La suppression par la Banque nationale suisse du cours plancher du franc a plongé la prévoyance professionnelle dans la déprime. On a vite fait de dresser la liste des coupables: réglementations inappropriées, paramètres incorrects, remaniements législatifs,… La liste des plaintes en provenance des milieux de la prévoyance professionnelle pourrait s’allonger à l’infini. C’est compréhensible. Pourtant les acteurs de la branche ne peuvent s’en prendre qu’à eux-mêmes. Avec les représentants de l’économie, ils sont nettement majoritaires au sein de la Commission LPP. Et c’est par une décision prise à la majorité que la Commission a recommandé l’automne dernier au Conseil fédéral de fixer un taux d‘intérêt minimal déjà trop élevé à l’époque.
Récemment, dans un article paru dans la NZZ, Werner Enz a prié le Conseil fédéral de revoir le taux minimal de 1,75 pour cent. L’idée de corriger ou d’éliminer les erreurs des paramètres de la LPP (taux de conversion minimal et taux d’intérêt minimal) est bonne. La proposition de M. Enz mérite sans doute d’être approuvée. Mais pourquoi donc la majorité des représentants de la prévoyance professionnelle et de l’économie regroupés au sein de la Commission LPP n’ont-ils pas fait usage de leur marge de manœuvre lorsqu’ils ont recommandé au Conseil fédéral de laisser le taux d’intérêt minimal à 1,75 pour cent? N’était-ce pas leur devoir légal de proposer un taux minimal réaliste? La tradition veut que le Conseil fédéral suive la recommandation de la Commission LPP lorsqu’il prend sa décision définitive concernant ce taux vers la fin de l’année.
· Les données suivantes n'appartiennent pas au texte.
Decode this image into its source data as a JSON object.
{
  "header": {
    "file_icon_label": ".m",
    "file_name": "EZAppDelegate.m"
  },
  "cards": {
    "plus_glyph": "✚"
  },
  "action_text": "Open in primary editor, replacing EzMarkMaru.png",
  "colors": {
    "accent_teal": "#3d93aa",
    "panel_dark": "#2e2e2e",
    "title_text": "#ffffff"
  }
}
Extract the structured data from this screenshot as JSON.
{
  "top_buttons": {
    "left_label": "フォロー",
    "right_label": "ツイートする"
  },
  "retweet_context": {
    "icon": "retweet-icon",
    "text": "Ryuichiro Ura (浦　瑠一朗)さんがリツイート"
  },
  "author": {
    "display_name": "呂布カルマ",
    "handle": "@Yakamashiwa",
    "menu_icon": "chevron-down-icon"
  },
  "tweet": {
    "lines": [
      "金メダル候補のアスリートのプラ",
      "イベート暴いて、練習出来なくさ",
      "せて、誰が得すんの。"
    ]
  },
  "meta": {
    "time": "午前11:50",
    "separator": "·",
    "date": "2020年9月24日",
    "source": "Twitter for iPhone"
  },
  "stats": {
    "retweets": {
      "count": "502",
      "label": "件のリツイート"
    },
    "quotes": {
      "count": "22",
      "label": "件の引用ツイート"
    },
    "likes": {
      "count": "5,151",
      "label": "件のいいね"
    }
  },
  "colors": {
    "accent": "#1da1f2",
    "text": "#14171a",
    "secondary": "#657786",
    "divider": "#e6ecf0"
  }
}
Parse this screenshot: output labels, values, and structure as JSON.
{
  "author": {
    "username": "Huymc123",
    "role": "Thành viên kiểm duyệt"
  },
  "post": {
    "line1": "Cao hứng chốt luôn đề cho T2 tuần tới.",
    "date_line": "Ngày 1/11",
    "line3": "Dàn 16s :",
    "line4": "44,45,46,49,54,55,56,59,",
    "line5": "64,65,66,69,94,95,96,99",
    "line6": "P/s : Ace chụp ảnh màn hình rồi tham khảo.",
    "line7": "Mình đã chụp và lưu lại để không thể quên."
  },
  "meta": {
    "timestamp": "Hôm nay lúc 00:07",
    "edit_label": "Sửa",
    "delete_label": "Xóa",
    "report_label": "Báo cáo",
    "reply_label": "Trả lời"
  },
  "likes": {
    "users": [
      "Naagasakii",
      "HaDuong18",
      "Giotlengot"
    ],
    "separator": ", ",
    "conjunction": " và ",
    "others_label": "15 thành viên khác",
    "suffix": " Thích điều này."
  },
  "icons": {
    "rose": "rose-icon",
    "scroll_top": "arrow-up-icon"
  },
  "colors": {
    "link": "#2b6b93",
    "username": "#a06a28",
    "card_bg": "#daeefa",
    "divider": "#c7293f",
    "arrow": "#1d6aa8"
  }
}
C’est à juste titre qu’il avait institué une commission d’experts sur laquelle il puisse fonder sa décision.
Au vu des perspectives géopolitiques et conjoncturelles incertaines en Europe et des conséquences que ces incertitudes pourraient engendrer pour la Suisse, l’Union patronale suisse avait mis en garde contre un taux minimal aussi élevé.
Déjà à l’époque, les faits étaient sur la table et ils ont donné lieu à des communiqués: la formule utilisée à titre indicatif exigeait pour 2015 au plus tard un abaissement du taux minimal à 1,5 pour cent. Y avait-il des arguments objectifs en faveur de l’octroi d’un «supplément» et donc du maintien du taux minimal à 1,75? Non. Au vu des perspectives géopolitiques et conjoncturelles incertaines en Europe et des conséquences que ces incertitudes pourraient engendrer pour la Suisse, l’Union patronale suisse avait mis en garde contre un taux minimal aussi élevé. L’avertissement des employeurs est d’autant plus compréhensible que ce taux représente une norme minimale prescrite aux caisses de pension. Celles dont la situation financière le permet peuvent et doivent bien sûr rémunérer leurs assurés à un taux plus élevé.
Les employeurs adhèrent à l’idée d’une bonne prévoyance professionnelle, stable. Leur engagement financier est énorme. Même sans charges supplémentaires, nombre d’entre eux sont déjà sous pression au titre de la prévoyance professionnelle. Ils sont en droit d’attendre d’une commission d’experts qu’elle prenne des décisions réalistes et objectives. Il faut espérer que la Commission LPP saura au moins tirer les leçons de sa recommandation malheureuse de l’année dernière.